There’s one other element of professional production that’s difficult to replicate in a classroom environment, but which forms the very core of the FOAM Digital experience: creative collaboration.
“The retargeting process using Faceware is extremely collaborative,” enthuses Ware-heine. “Every single shape we created to retarget we discussed in depth to make sure we were all on the same page. The process really brings the team together!”
The Next Step
For the team at FOAM Digital and the students of Portsmouth University, the relationship with Faceware has enabled the Stina & the Wolf to reach the next level, and enhanced the educational impact of the project across the board.
“It’s been absolutely amazing,” says Counsell. “Faceware has been so helpful, from getting us set up in the beginning, to dealing with things like supporting our continued use of Softimage, despite the product being discontinued. It’s all been really informal and stress-free.”
The next steps for the Stina project include finding the least disruptive way to move out of the Softimage pipeline and into Maya, while continuing to search for funding. With a constant influx of students, production will continue into the coming months and years, and Faceware will remain an important part of the mix.
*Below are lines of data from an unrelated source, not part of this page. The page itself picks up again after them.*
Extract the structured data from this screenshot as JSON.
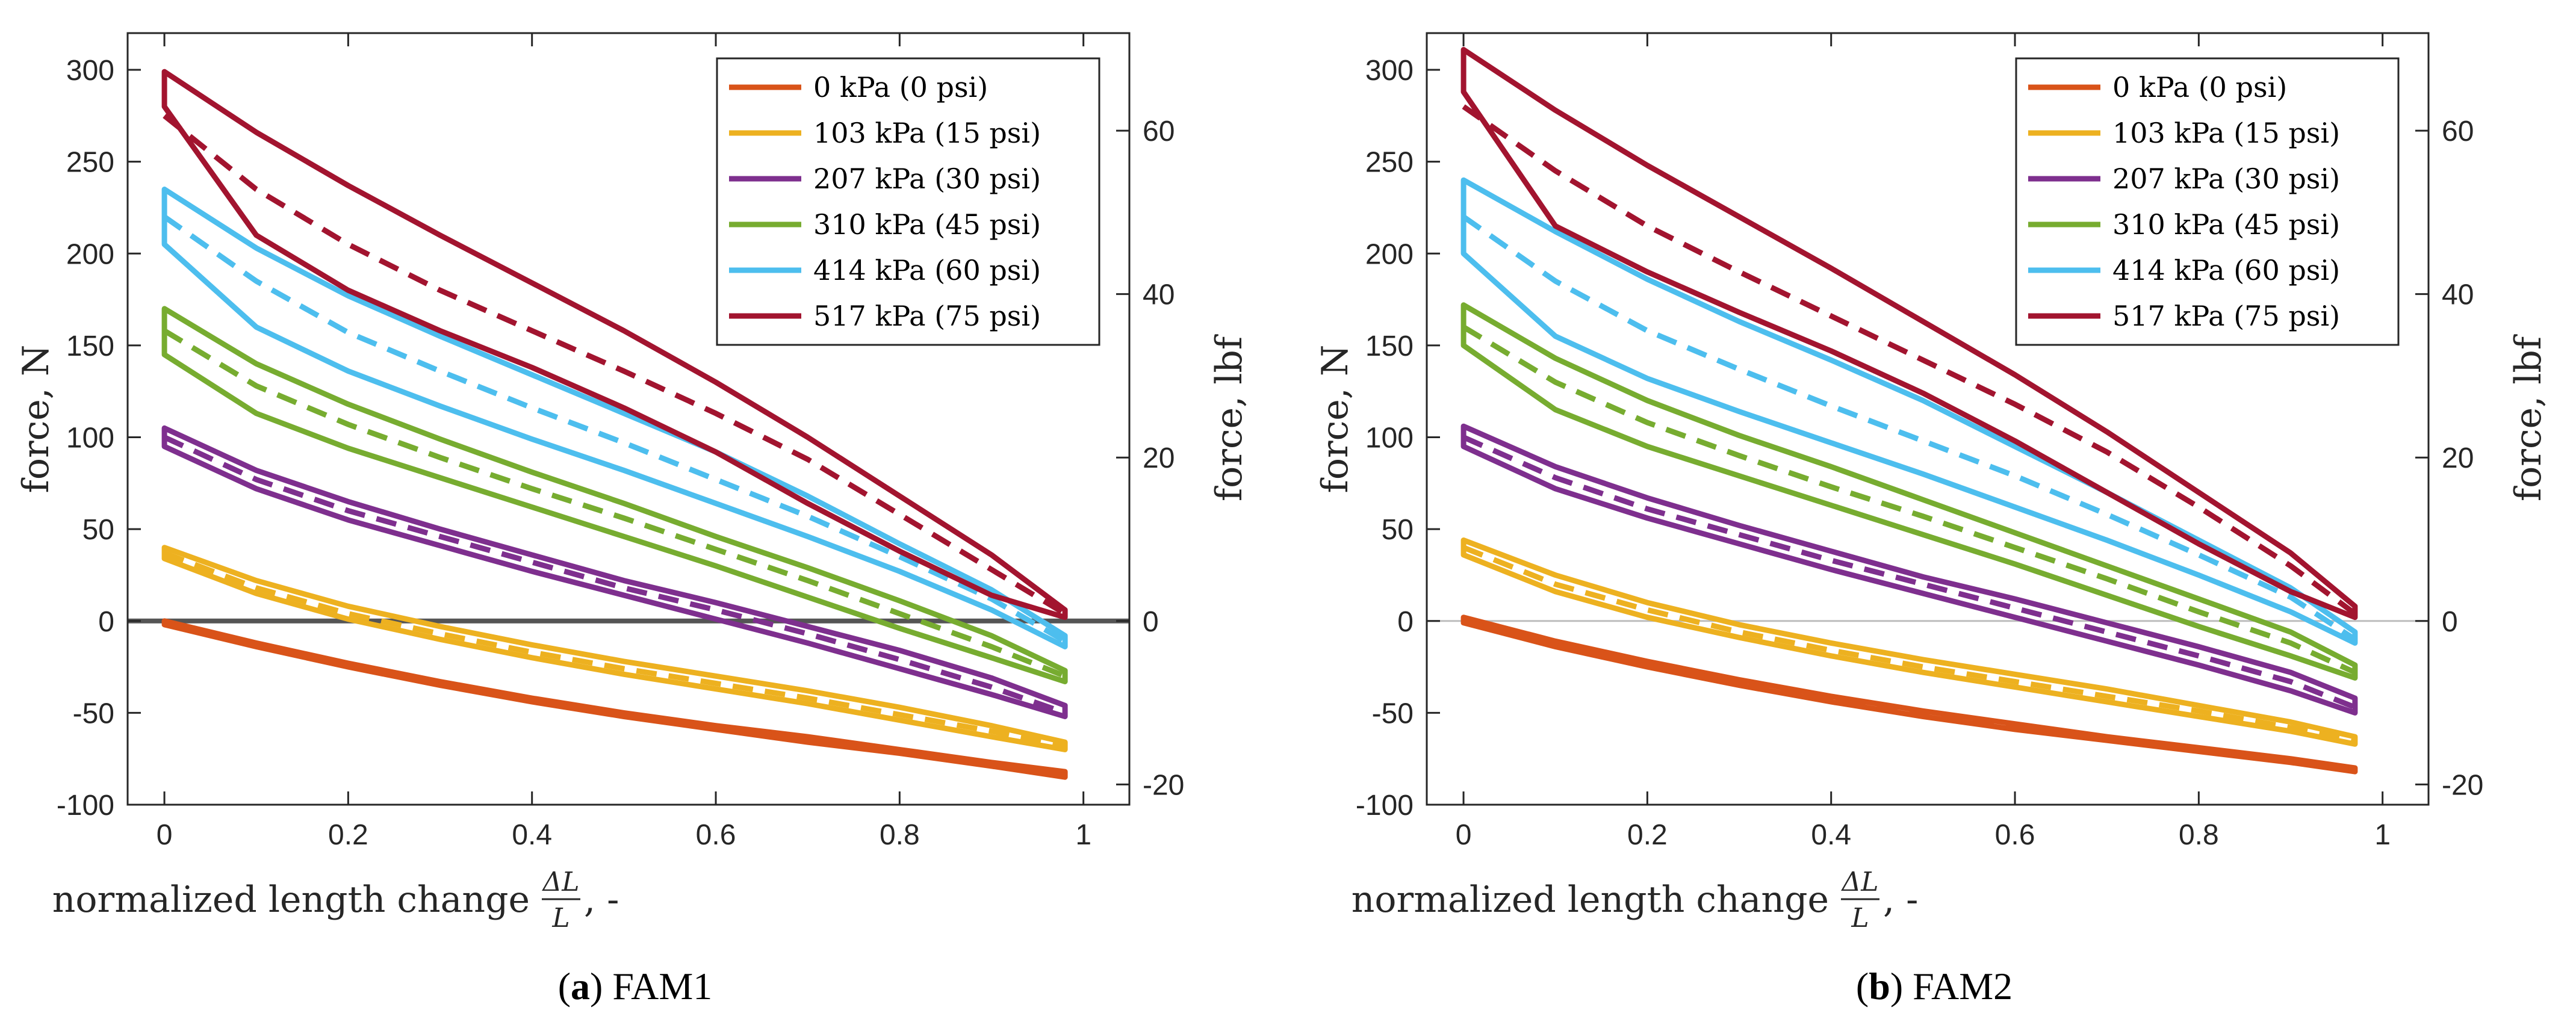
{
  "chart_data": [
    {
      "type": "line",
      "caption_letter": "a",
      "caption_text": ") FAM1",
      "caption_open": "(",
      "xlabel": "normalized length change",
      "xlabel_frac_num": "ΔL",
      "xlabel_frac_den": "L",
      "xlabel_suffix": ", -",
      "ylabel": "force, N",
      "y2label": "force, lbf",
      "xlim": [
        -0.04,
        1.05
      ],
      "ylim": [
        -100,
        320
      ],
      "y2lim": [
        -22.48,
        71.94
      ],
      "xticks": [
        0,
        0.2,
        0.4,
        0.6,
        0.8,
        1
      ],
      "xtick_labels": [
        "0",
        "0.2",
        "0.4",
        "0.6",
        "0.8",
        "1"
      ],
      "yticks": [
        -100,
        -50,
        0,
        50,
        100,
        150,
        200,
        250,
        300
      ],
      "ytick_labels": [
        "-100",
        "-50",
        "0",
        "50",
        "100",
        "150",
        "200",
        "250",
        "300"
      ],
      "y2ticks": [
        -20,
        0,
        20,
        40,
        60
      ],
      "y2tick_labels": [
        "-20",
        "0",
        "20",
        "40",
        "60"
      ],
      "zero_line": "bold",
      "legend_position": "top-right",
      "series": [
        {
          "name": "0 kPa (0 psi)",
          "color": "#D95319",
          "x": [
            0,
            0.1,
            0.2,
            0.3,
            0.4,
            0.5,
            0.6,
            0.7,
            0.8,
            0.9,
            0.98
          ],
          "upper": [
            0,
            -12,
            -23,
            -33,
            -42,
            -50,
            -57,
            -63,
            -70,
            -77,
            -82
          ],
          "lower": [
            -2,
            -14,
            -25,
            -35,
            -44,
            -52,
            -59,
            -66,
            -72,
            -79,
            -85
          ],
          "dashed": [
            -1,
            -13,
            -24,
            -34,
            -43,
            -51,
            -58,
            -65,
            -71,
            -78,
            -84
          ]
        },
        {
          "name": "103 kPa (15 psi)",
          "color": "#EDB120",
          "x": [
            0,
            0.1,
            0.2,
            0.3,
            0.4,
            0.5,
            0.6,
            0.7,
            0.8,
            0.9,
            0.98
          ],
          "upper": [
            40,
            22,
            8,
            -3,
            -13,
            -22,
            -30,
            -38,
            -47,
            -57,
            -66
          ],
          "lower": [
            34,
            15,
            1,
            -10,
            -20,
            -29,
            -37,
            -45,
            -54,
            -63,
            -70
          ],
          "dashed": [
            37,
            18,
            4,
            -7,
            -17,
            -26,
            -34,
            -42,
            -51,
            -60,
            -68
          ]
        },
        {
          "name": "207 kPa (30 psi)",
          "color": "#7E2F8E",
          "x": [
            0,
            0.1,
            0.2,
            0.3,
            0.4,
            0.5,
            0.6,
            0.7,
            0.8,
            0.9,
            0.98
          ],
          "upper": [
            105,
            82,
            65,
            50,
            36,
            22,
            10,
            -3,
            -16,
            -31,
            -46
          ],
          "lower": [
            95,
            72,
            55,
            41,
            27,
            14,
            1,
            -12,
            -26,
            -40,
            -52
          ],
          "dashed": [
            100,
            77,
            60,
            46,
            32,
            18,
            6,
            -7,
            -21,
            -36,
            -50
          ]
        },
        {
          "name": "310 kPa (45 psi)",
          "color": "#77AC30",
          "x": [
            0,
            0.1,
            0.2,
            0.3,
            0.4,
            0.5,
            0.6,
            0.7,
            0.8,
            0.9,
            0.98
          ],
          "upper": [
            170,
            140,
            118,
            99,
            81,
            64,
            46,
            29,
            11,
            -8,
            -27
          ],
          "lower": [
            145,
            113,
            94,
            78,
            62,
            46,
            30,
            13,
            -4,
            -20,
            -33
          ],
          "dashed": [
            158,
            128,
            107,
            89,
            72,
            56,
            39,
            22,
            4,
            -14,
            -30
          ]
        },
        {
          "name": "414 kPa (60 psi)",
          "color": "#4DBEEE",
          "x": [
            0,
            0.1,
            0.2,
            0.3,
            0.4,
            0.5,
            0.6,
            0.7,
            0.8,
            0.9,
            0.98
          ],
          "upper": [
            235,
            203,
            177,
            155,
            134,
            113,
            92,
            68,
            42,
            17,
            -8
          ],
          "lower": [
            205,
            160,
            136,
            117,
            99,
            82,
            64,
            46,
            27,
            6,
            -14
          ],
          "dashed": [
            220,
            185,
            157,
            136,
            116,
            97,
            77,
            57,
            35,
            12,
            -11
          ]
        },
        {
          "name": "517 kPa (75 psi)",
          "color": "#A2142F",
          "x": [
            0,
            0.1,
            0.2,
            0.3,
            0.4,
            0.5,
            0.6,
            0.7,
            0.8,
            0.9,
            0.98
          ],
          "upper": [
            299,
            266,
            237,
            210,
            184,
            158,
            130,
            100,
            68,
            36,
            6
          ],
          "lower": [
            280,
            210,
            180,
            158,
            138,
            116,
            92,
            64,
            38,
            14,
            2
          ],
          "dashed": [
            275,
            235,
            205,
            180,
            158,
            136,
            113,
            88,
            58,
            28,
            4
          ]
        }
      ]
    },
    {
      "type": "line",
      "caption_letter": "b",
      "caption_text": ") FAM2",
      "caption_open": "(",
      "xlabel": "normalized length change",
      "xlabel_frac_num": "ΔL",
      "xlabel_frac_den": "L",
      "xlabel_suffix": ", -",
      "ylabel": "force, N",
      "y2label": "force, lbf",
      "xlim": [
        -0.04,
        1.05
      ],
      "ylim": [
        -100,
        320
      ],
      "y2lim": [
        -22.48,
        71.94
      ],
      "xticks": [
        0,
        0.2,
        0.4,
        0.6,
        0.8,
        1
      ],
      "xtick_labels": [
        "0",
        "0.2",
        "0.4",
        "0.6",
        "0.8",
        "1"
      ],
      "yticks": [
        -100,
        -50,
        0,
        50,
        100,
        150,
        200,
        250,
        300
      ],
      "ytick_labels": [
        "-100",
        "-50",
        "0",
        "50",
        "100",
        "150",
        "200",
        "250",
        "300"
      ],
      "y2ticks": [
        -20,
        0,
        20,
        40,
        60
      ],
      "y2tick_labels": [
        "-20",
        "0",
        "20",
        "40",
        "60"
      ],
      "zero_line": "thin",
      "legend_position": "top-right",
      "series": [
        {
          "name": "0 kPa (0 psi)",
          "color": "#D95319",
          "x": [
            0,
            0.1,
            0.2,
            0.3,
            0.4,
            0.5,
            0.6,
            0.7,
            0.8,
            0.9,
            0.97
          ],
          "upper": [
            2,
            -11,
            -22,
            -32,
            -41,
            -49,
            -56,
            -63,
            -69,
            -75,
            -80
          ],
          "lower": [
            -1,
            -14,
            -25,
            -35,
            -44,
            -52,
            -59,
            -65,
            -71,
            -77,
            -82
          ],
          "dashed": [
            0,
            -13,
            -24,
            -34,
            -43,
            -51,
            -58,
            -64,
            -70,
            -76,
            -81
          ]
        },
        {
          "name": "103 kPa (15 psi)",
          "color": "#EDB120",
          "x": [
            0,
            0.1,
            0.2,
            0.3,
            0.4,
            0.5,
            0.6,
            0.7,
            0.8,
            0.9,
            0.97
          ],
          "upper": [
            44,
            25,
            10,
            -2,
            -12,
            -21,
            -29,
            -37,
            -46,
            -55,
            -63
          ],
          "lower": [
            36,
            16,
            2,
            -9,
            -19,
            -28,
            -36,
            -44,
            -52,
            -60,
            -67
          ],
          "dashed": [
            40,
            20,
            6,
            -6,
            -16,
            -25,
            -33,
            -41,
            -49,
            -58,
            -65
          ]
        },
        {
          "name": "207 kPa (30 psi)",
          "color": "#7E2F8E",
          "x": [
            0,
            0.1,
            0.2,
            0.3,
            0.4,
            0.5,
            0.6,
            0.7,
            0.8,
            0.9,
            0.97
          ],
          "upper": [
            106,
            84,
            67,
            52,
            38,
            24,
            12,
            -1,
            -14,
            -28,
            -42
          ],
          "lower": [
            95,
            72,
            56,
            42,
            28,
            15,
            2,
            -11,
            -24,
            -38,
            -50
          ],
          "dashed": [
            100,
            78,
            61,
            47,
            33,
            20,
            7,
            -6,
            -19,
            -33,
            -47
          ]
        },
        {
          "name": "310 kPa (45 psi)",
          "color": "#77AC30",
          "x": [
            0,
            0.1,
            0.2,
            0.3,
            0.4,
            0.5,
            0.6,
            0.7,
            0.8,
            0.9,
            0.97
          ],
          "upper": [
            172,
            143,
            120,
            101,
            84,
            66,
            48,
            30,
            12,
            -6,
            -24
          ],
          "lower": [
            150,
            115,
            95,
            79,
            63,
            47,
            31,
            14,
            -3,
            -19,
            -31
          ],
          "dashed": [
            160,
            130,
            108,
            90,
            73,
            57,
            40,
            23,
            5,
            -12,
            -28
          ]
        },
        {
          "name": "414 kPa (60 psi)",
          "color": "#4DBEEE",
          "x": [
            0,
            0.1,
            0.2,
            0.3,
            0.4,
            0.5,
            0.6,
            0.7,
            0.8,
            0.9,
            0.97
          ],
          "upper": [
            240,
            212,
            186,
            163,
            142,
            120,
            95,
            70,
            44,
            18,
            -6
          ],
          "lower": [
            200,
            155,
            132,
            114,
            97,
            80,
            62,
            44,
            25,
            5,
            -12
          ],
          "dashed": [
            220,
            185,
            158,
            137,
            117,
            98,
            79,
            58,
            36,
            13,
            -10
          ]
        },
        {
          "name": "517 kPa (75 psi)",
          "color": "#A2142F",
          "x": [
            0,
            0.1,
            0.2,
            0.3,
            0.4,
            0.5,
            0.6,
            0.7,
            0.8,
            0.9,
            0.97
          ],
          "upper": [
            311,
            278,
            248,
            220,
            192,
            163,
            134,
            103,
            70,
            37,
            8
          ],
          "lower": [
            288,
            215,
            190,
            168,
            147,
            124,
            98,
            70,
            42,
            16,
            2
          ],
          "dashed": [
            280,
            245,
            215,
            190,
            166,
            142,
            118,
            92,
            62,
            30,
            4
          ]
        }
      ]
    }
  ]
}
“We’re currently in discussion about the use of Faceware Live,” says Counsell, ruminating on the future. “If we can prepare our video and stream it through Faceware Live we might be able to get rudimentary performances on Unreal Engine, which can then tie into training students in virtual production – we can have them play back pre-scripted animation, and then frame it up with the virtual camera.
“There are so many possibilities, so Faceware will remain a key tool in bringing our vision for the Stina & the Wolf project – and the whole FOAM Digital concept – to life.”